Whole genome differences were visualised by aligning each assembled genome to NCTC 11168 on the Blast Ring Image Generator (BRIG), with an upper identity of 70% and a lower identity of 50% and default parameters [29].

The core_genome_alignment.aln output from Roary was used to generate a maximum likelihood tree on RaxML v.8.2.12 with 500 bootstraps with standard parameters and -m GTRGAMMA -p 12435 -f -a and -x 12345 commands [30]. The resulting tree was visualised on iTOL v.5 [31]. To create a distance matrix, the core genome alignment was read on RStudio v.1.1.463 (RStudio Inc., Massachussets, US) using adagenet, and genetic distances were computed using ape equipped with Tamura and Nei 1993’s model [32–34].

ABRicate (https://github.com/tseemann/abricate) equipped with VFDB and Victors was used to screen for genes associated with virulence factors including motility [35, 36], adhesion, invasion, colonisation, lipooligosaccharide (LOS) synthesis, capsule synthesis and thermotolerance (Chen et al., 2016; Sayers et al., 2019).
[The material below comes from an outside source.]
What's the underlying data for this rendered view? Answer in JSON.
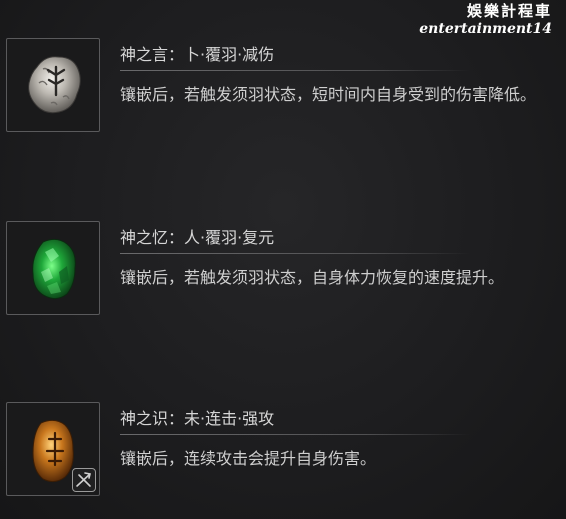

Antimicrobial resistance was screened using ABRicate equipped with ARG-ANNOT, CARD, Resfinder and NCBI AMRFinder Plus (Feldgarden et al., 2019; Gupta et al., 2014; Jia et al., 2017; Zankari et al., 2012). Discrepancies in the assignment of antimicrobial resistance genes between databases were addressed by selecting the gene with the highest coverage and identity. For both AMR and virulence datasets, genes with less than 80% coverage or identity were discarded. The raw outputs for these analyses are provided in S3 Appendix.

ISFinder was used to investigate the presence of insertion sequences in the genomes of the isolates in this study. Results were filtered by e-value (<0.001), bit score (>40) and identity (90%) [37].

Assemblies were filtered to remove contigs <200bp using BBMap v.38.22 [38] prior to submitting each genome to Bioproject PRJNA665357.